How tragic and yet how beautiful to be reminded of it.
Without launching into an even more lengthy meditation on these high-falutin’ concepts, this post is written to remind your host, selfishly, that ritual, whether the act of grieving, motivating ourselves or simply coping with our lot, no matter how small or out-of-place, ritual is the glue that holds this jalopy of uncertainty together. And, sure, if superstition falls into the coping category, so be it. To each their own.
Whenever she was stressed, Mom cleaned the kitchen, folded laundry and generally focused her attention on things she could control. My own sweet and beautiful wife does the same. So do I. We are an army of worried cleaners, I suppose.

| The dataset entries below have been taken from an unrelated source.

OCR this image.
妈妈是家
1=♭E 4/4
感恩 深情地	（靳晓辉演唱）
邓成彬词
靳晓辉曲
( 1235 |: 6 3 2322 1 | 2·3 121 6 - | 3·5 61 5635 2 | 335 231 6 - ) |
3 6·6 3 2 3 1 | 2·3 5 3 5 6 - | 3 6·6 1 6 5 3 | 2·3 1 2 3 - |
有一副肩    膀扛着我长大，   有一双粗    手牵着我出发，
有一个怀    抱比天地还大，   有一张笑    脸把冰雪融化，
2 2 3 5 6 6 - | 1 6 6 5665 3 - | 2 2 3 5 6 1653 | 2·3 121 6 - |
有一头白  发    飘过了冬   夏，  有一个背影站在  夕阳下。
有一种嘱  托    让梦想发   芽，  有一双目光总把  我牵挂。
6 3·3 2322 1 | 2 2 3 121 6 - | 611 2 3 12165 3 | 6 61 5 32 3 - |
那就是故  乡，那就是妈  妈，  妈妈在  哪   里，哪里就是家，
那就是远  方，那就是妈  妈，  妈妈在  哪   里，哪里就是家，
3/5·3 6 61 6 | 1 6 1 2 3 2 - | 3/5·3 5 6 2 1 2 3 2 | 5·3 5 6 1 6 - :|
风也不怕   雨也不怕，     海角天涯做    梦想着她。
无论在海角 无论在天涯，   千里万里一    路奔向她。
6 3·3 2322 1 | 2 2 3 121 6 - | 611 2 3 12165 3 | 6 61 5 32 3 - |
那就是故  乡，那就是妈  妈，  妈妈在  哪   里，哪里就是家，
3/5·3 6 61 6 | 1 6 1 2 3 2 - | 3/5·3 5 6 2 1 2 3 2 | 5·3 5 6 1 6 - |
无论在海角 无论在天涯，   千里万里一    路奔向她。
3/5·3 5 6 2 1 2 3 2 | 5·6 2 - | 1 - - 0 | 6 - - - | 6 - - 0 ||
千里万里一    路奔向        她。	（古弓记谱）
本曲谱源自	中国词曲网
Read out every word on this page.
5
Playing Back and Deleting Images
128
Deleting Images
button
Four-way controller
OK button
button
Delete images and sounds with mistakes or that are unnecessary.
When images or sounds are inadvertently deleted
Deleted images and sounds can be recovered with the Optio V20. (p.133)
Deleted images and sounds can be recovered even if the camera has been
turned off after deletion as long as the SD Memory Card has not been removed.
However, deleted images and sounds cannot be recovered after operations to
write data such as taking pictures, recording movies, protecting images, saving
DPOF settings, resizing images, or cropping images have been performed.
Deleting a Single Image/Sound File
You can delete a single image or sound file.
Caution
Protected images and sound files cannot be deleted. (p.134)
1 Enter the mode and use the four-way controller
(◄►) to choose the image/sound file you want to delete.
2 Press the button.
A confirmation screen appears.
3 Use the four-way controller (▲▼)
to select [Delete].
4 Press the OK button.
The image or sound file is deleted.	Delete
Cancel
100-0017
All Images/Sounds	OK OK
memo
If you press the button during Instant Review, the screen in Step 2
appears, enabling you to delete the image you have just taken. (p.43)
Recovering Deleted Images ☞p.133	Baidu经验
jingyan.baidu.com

While living overseas, I had a flatmate who peeled potatoes and peppers and then roasted them whenever he was worried about something. Another one walked. Sometimes all through the night.
There was a girl I once dated for over a year who used sex that way, to comfort herself when she was worried about something. That was a great idea, except when I wasn’t around.
If there is a point to any of this, this humble author offers a sincere prayer and meditation to whoever may be reading this: may we all find solace in our rituals, no matter how seemingly quirky, boring, or Autistic. Rituals are the friendly memories, notions, prayers and motivations that keep us going. We could not power ourselves through these moments of uncertainty, bearing each our own weight of the human condition, without them.
Regardless of your preferred flavor of them or what they may appear to be, rituals are comfort food for our souls, minds and hearts.